The awesomely impressive cyber hand, which was designed at the ARTS Lab of the Scuola Superiore Sant’Anna in Pisa, can be seen here in its downsized, lighter self, which is almost as big as a natural hand. Dr. Christian Cipriani, who led the hand’s development , says: “The robotic hand has over 40 sensors inside the fingers, regulating position, force and contact. There are also 4 motors inside the palm. The characteristic of these fingers is that with a low number of motors you can hold a high number of objects and perform a lot of daily activities and a few basic gestures, such as pointing. The hand is mainly made of aluminum and steel and has a universal wrist that can be attached to a traditional socket”. The ARTS Lab was recently awarded the Antonio D’Auria Prize by SIRI, the Italian Robotics and Automation Association, for the development of Smarthand’s robotic hand.

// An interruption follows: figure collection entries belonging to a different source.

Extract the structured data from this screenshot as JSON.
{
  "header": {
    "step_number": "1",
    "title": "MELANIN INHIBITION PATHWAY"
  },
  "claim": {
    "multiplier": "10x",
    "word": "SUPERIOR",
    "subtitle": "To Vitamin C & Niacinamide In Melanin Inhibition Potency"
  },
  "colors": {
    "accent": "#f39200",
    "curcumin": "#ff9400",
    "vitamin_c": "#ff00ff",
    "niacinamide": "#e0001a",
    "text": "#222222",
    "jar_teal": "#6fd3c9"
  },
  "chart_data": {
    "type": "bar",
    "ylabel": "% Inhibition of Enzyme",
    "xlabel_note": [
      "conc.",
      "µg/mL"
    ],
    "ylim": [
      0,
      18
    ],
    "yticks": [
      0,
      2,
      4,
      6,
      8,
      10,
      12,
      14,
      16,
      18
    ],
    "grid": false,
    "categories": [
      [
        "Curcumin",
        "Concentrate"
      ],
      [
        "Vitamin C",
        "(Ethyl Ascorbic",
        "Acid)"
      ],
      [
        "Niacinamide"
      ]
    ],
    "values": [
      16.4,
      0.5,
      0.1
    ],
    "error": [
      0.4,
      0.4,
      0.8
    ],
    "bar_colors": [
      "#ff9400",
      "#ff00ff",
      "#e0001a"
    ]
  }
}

The hand is mechanically connected to the arm by way of a carbon-fibre socket shaped like an arm. In its current version, the actuators then press on different points on the stump, giving the sensation of pressure back to the patient in a proportional way. Dr Sebelius explains: “It has been shown that if you push the skin on certain locations of an amputee’s forearm, the amputee feels as if you are pushing on some of the phantom fingers, resulting from a cortical reorganization of the sensory map of the forearm”.

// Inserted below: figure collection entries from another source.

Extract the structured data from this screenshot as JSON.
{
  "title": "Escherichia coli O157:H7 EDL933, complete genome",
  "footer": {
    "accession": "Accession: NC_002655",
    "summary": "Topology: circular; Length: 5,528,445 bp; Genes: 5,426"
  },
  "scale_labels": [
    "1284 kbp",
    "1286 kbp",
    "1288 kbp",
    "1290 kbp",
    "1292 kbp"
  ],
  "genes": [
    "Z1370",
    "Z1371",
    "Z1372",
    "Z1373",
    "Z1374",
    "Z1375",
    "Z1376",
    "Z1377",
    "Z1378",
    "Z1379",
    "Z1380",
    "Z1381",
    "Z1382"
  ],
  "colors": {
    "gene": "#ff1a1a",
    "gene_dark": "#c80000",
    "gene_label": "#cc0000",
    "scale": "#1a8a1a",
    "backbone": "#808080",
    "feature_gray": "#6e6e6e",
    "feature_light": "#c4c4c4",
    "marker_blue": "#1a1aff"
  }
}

Smarthand’s next step, the longer term nano option, is a superb example of everything the new frontier of ultrathin, highly stretchable, foldable nanoelectronics aims to be. These bendy chips, which are capable of being elastically deformed in diverse configurations as to withstand high levels of strain without breaking, can adapt to highly complex human body shapes and potentially lend themselves to an enormous variety of biomedical applications. Smarthand’s thin films are ideally suited to be wrapped around a selected nerve bundle of the patient’s nervous peripheral system in the upper arm, which would then get connected wireless to the robotic hand.

Flexible circuitry has been around for a little while, but while good at bending like a sheet of paper, these previous chips were not bendable like a rubber band. Until now, that is. Pre-stretching the silicone is doing the trick here for Smarthand. “The electrode is made in Tel Aviv on a very thin layer of polymer, like a film”, Dr. Sebelius adds. “This film is then delivered to Cork, where it is mounted on a silicone sheet. By pre-stretching the silicone before they glue the electrode to it they will get the device to self-curl. You will end up with a tube, which you can open and wrap around a nerve bundle without harming the nerves at all. This is then called a <cuff electrode>.

There are a lot of unresolved issues regarding implantable neural interfaces. The SmartHand team hopes to be able to answer some of the questions. But Smarthand’s nano ambition is clear. It is about restoring the functionality through sensation and control in a natural way for prosthetic hand users.